I could go on for hours.
Me and my wife see this all the time.
Thank you for posting this. As a former copy editor, I cringe when I hear the younger generation speak and read much of what they write. Apparently, English is no longer taught in our schools.
Is you disrepecting me?
Should of, would of, could of.
These gffes are ubiquitous on TV these days. Brian Kilmeade said “him and me” this morning on Fox.
I wonder how someone can get through school and still make a mistake like that?
On the other hand, our Spanish is improving.
Informality? Try stupidity.
Blame the MSM mostly.
They deliberately say ‘I’ when they should say ‘me’ just to trigger that fingernails-on-blackboard quivering of the spine.
Grammatical capital offenses:
1. Subject/verb disagreement.
2. Nominative/objective case confusion.
3. Improper use of reflexive pronouns.
4. Casual use of passive voice.
Misdemeanors:
1. Malapropisms
2. Dangling prepositions
3. Abuse of the present progressive (”the reason being IS ...”)
4. Participial paroxysms (”I could OF helped ...” “He should OF been there ...”)
5. Incorrect future subjunctive (”If he WAS ...” instead of “If he WERE ...”)
6. Dropped infinitives (”This shirt needs washed” instead of “This shirt needs TO BE washed” or “This shirt needs washing”)
7. Poorly latinized plurals (”Media” is a plural noun; “the media ARE biased churls” not “The media IS a biased churl”)
There are more ...
I work in a corporate environment.
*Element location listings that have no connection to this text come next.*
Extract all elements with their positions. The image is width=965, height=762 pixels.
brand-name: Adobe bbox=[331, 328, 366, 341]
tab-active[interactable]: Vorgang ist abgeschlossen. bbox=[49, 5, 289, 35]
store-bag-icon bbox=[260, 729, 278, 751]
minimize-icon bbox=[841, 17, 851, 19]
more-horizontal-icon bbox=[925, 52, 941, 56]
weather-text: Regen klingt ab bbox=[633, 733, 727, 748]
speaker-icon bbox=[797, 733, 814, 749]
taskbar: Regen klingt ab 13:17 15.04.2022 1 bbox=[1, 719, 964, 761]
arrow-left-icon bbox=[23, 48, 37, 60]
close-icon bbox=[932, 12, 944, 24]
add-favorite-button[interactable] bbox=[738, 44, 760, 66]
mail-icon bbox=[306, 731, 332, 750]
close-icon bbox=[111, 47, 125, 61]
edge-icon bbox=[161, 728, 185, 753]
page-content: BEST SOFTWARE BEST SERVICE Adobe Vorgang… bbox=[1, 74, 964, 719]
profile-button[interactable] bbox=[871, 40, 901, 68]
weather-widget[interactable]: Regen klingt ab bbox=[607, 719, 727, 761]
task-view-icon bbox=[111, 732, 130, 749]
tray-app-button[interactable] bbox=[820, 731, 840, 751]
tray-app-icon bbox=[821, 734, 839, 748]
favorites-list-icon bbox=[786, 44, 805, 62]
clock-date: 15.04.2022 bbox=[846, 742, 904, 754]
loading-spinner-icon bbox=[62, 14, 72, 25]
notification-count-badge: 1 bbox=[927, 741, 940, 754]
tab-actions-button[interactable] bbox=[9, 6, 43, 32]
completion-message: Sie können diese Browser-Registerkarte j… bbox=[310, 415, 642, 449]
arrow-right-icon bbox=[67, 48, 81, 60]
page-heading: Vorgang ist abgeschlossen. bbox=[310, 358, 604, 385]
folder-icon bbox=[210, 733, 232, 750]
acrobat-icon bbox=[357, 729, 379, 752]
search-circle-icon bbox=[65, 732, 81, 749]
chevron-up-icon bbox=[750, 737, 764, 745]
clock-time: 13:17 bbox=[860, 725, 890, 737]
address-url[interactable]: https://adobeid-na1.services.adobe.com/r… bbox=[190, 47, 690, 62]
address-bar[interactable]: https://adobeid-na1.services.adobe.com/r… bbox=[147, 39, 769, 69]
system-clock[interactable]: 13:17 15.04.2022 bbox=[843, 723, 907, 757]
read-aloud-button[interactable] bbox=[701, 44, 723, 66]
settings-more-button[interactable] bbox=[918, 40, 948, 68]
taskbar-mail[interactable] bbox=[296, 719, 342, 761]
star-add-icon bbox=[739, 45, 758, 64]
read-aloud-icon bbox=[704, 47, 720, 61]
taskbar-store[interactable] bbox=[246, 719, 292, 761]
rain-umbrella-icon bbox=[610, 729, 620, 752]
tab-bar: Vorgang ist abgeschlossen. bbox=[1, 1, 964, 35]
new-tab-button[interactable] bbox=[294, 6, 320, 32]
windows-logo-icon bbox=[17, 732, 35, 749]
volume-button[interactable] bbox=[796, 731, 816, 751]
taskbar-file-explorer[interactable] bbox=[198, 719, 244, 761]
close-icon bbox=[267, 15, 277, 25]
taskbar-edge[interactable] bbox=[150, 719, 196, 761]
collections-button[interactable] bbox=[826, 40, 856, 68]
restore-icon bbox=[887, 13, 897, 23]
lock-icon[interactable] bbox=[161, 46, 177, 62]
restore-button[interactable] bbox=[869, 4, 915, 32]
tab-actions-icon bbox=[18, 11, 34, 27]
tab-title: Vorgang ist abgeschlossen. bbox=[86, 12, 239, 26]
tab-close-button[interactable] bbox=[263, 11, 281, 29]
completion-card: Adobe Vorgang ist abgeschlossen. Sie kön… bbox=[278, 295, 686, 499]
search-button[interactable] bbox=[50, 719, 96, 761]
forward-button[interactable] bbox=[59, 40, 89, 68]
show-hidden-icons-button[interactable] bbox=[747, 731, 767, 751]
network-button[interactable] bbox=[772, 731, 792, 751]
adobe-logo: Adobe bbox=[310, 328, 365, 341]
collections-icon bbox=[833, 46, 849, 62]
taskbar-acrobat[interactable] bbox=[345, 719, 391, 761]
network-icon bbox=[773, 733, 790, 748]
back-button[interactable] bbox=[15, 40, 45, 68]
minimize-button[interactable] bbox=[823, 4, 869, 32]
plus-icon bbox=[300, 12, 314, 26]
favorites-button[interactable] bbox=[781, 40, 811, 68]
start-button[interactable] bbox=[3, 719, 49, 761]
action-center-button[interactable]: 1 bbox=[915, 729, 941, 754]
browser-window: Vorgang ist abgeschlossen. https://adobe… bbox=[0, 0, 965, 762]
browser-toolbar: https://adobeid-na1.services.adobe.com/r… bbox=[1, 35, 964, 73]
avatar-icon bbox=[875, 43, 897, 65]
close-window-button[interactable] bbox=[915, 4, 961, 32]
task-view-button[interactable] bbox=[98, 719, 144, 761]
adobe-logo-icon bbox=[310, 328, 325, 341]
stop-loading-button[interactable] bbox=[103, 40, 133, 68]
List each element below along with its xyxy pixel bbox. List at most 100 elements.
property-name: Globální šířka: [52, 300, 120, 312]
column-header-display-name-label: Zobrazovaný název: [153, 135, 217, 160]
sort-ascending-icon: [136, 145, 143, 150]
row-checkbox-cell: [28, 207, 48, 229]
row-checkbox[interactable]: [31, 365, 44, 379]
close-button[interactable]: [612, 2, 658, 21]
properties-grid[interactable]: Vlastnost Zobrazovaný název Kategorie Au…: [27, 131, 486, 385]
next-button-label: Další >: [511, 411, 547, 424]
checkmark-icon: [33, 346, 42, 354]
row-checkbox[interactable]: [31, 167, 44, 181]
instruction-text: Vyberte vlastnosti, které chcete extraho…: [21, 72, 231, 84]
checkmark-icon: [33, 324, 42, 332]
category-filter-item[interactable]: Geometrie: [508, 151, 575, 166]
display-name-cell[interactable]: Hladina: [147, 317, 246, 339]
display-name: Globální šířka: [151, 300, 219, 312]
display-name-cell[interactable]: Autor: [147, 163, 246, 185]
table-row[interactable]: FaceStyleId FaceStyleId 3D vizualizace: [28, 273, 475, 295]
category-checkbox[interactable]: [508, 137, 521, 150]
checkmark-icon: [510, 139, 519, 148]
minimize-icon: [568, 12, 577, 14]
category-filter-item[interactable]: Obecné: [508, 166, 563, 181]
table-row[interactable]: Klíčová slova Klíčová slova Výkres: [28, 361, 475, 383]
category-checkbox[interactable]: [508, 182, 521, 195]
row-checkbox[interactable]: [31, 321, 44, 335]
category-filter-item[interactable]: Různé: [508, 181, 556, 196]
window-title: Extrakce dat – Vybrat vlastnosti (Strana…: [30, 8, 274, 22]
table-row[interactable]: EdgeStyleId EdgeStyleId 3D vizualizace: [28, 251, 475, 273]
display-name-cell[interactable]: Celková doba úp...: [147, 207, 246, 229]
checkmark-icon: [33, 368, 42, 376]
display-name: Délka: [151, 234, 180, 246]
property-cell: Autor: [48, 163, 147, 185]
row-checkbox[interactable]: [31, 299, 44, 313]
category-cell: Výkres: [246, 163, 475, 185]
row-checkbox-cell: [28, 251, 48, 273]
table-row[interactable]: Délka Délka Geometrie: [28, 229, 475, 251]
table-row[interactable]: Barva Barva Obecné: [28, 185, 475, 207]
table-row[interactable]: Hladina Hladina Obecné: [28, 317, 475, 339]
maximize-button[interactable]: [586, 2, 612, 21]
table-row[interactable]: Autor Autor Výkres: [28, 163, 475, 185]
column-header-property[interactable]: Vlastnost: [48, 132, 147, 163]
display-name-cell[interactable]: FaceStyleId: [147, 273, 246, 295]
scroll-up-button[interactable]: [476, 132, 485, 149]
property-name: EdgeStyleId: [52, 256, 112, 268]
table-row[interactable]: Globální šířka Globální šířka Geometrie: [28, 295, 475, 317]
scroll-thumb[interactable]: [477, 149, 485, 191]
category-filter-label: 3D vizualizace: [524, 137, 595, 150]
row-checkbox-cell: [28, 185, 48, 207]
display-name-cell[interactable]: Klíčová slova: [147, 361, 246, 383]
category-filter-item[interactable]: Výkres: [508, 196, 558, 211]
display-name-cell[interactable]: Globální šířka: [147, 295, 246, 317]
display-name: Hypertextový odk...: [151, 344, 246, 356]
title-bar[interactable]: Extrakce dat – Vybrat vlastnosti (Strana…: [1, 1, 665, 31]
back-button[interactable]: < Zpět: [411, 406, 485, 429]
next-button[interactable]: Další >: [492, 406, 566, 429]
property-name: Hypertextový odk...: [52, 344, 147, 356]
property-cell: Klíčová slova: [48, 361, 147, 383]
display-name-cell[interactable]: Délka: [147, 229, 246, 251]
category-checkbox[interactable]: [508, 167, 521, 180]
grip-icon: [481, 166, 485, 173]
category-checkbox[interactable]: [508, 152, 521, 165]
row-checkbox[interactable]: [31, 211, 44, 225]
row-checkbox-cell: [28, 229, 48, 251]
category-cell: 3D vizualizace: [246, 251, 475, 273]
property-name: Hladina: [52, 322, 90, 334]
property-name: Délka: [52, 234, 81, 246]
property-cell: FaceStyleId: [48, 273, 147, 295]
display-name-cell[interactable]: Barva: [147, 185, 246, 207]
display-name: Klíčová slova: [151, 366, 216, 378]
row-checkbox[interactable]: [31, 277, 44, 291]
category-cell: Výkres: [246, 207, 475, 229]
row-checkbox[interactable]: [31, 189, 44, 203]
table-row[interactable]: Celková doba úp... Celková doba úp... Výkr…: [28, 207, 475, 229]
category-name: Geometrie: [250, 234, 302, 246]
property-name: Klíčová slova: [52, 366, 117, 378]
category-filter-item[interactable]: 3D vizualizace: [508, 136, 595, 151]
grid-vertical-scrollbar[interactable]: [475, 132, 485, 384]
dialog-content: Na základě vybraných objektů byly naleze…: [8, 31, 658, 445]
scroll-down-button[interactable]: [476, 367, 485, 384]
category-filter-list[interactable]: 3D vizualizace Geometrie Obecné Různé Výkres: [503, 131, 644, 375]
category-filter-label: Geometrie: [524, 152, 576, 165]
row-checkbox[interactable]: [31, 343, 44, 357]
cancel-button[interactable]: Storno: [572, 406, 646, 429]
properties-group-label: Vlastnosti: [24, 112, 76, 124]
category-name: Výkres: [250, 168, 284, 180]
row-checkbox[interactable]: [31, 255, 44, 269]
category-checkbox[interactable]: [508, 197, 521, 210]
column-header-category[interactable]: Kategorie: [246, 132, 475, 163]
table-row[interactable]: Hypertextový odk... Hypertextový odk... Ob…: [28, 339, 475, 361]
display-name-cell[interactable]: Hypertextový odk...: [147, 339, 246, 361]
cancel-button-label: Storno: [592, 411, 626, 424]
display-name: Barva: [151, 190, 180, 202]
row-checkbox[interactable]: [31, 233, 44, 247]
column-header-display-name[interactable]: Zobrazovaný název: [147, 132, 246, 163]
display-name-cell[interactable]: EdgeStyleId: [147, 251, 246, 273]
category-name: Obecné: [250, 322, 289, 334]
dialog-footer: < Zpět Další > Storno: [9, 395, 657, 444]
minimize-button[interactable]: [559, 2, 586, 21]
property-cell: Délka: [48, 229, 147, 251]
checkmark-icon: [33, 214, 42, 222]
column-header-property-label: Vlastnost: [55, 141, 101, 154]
I am amazed at the lack of communication skills among the people I interact with daily.
Mainly, it is people under the age of 40.
I suppose it is true. There is no school like the Old School.
Mr. Silver also hammers interns to stop peppering sentences with “like.” For years, he imposed a 25-cent fine on new hires for each offense. “I am losing the battle,” he says.”
You’re the one who hired them. So “like” it.